Südtirol Wandern auf dem Hochpustertaler Dolomiten-Höhenweg
Der Pragser Wildsee in Südtirol glitzert neben dem Weg, wenn die Sonne durch die lockeren Wolken blinzelt, wechselt er die Farbe, von tiefem Smaragd- zu hellem Flaschengrün. Die Felswände, die am Ufer aufragen, spiegeln sich im Wasser, und aus dem Tal, das sich vom hinteren Ende des Sees in die Berge gräbt, ergießen sich Ströme von Kies, die als weißer Strand am Ufer münden. Es ist schön hier, keine Frage. Sehr schön sogar. Verweilen mag Tamara Lunger trotzdem nicht, im Gegenteil: Sie spurtet den Weg entlang.

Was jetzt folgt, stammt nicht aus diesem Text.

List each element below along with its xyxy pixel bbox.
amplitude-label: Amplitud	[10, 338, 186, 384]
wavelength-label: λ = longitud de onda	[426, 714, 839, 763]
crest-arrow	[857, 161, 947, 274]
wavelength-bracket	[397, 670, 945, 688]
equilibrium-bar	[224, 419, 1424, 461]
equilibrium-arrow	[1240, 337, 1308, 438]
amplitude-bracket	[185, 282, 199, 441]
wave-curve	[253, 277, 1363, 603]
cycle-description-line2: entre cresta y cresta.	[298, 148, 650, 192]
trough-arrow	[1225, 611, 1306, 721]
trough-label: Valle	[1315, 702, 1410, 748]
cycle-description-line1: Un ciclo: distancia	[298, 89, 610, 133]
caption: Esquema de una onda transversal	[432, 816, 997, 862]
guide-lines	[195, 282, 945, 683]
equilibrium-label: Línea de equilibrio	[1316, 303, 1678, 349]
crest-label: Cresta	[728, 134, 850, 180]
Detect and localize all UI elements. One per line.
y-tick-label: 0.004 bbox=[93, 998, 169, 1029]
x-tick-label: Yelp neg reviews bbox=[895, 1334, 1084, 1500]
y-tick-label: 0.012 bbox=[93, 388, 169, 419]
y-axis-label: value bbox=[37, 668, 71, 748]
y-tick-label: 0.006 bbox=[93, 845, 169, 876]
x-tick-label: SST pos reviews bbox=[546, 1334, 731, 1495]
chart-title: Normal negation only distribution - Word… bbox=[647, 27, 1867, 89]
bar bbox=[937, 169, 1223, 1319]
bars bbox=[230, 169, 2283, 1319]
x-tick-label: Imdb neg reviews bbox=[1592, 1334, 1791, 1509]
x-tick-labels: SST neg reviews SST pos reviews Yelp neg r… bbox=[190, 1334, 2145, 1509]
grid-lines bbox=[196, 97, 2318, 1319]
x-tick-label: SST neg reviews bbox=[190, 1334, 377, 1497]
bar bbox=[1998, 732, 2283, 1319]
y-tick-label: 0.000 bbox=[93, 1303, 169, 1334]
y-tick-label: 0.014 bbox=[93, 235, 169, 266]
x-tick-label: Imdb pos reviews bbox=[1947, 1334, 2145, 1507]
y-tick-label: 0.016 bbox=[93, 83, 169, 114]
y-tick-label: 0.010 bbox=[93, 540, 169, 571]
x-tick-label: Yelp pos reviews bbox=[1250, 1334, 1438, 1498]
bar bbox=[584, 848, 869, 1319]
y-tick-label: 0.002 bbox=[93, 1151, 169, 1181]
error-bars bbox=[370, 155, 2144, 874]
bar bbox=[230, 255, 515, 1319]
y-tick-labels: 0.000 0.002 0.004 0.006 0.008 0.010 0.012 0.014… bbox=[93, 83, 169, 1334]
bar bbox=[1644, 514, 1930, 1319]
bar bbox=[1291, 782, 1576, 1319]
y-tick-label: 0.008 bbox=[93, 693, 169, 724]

Und so zieht der erste Höhepunkt unserer Wandertour an uns vorbei wie die Landschaft am Fenster eines ICE. Vielleicht muss das so sein, schließlich sind wir, der Fotograf Gregor und ich, nicht mit irgendeiner Bergführerin unterwegs. Tamara Lunger ist eine der besten Bergsteigerinnen der Welt. Sie hat als jüngste Frau den Achttausender Lhotse zwischen Nepal und China bestiegen. Bei Langstreckenrennen durch die Alpen ist sie stets unter den Schnellsten, und sie wandert durch die Dolomiten, seit sie laufen kann. So jemand muss ein anderes Tempo haben als wir.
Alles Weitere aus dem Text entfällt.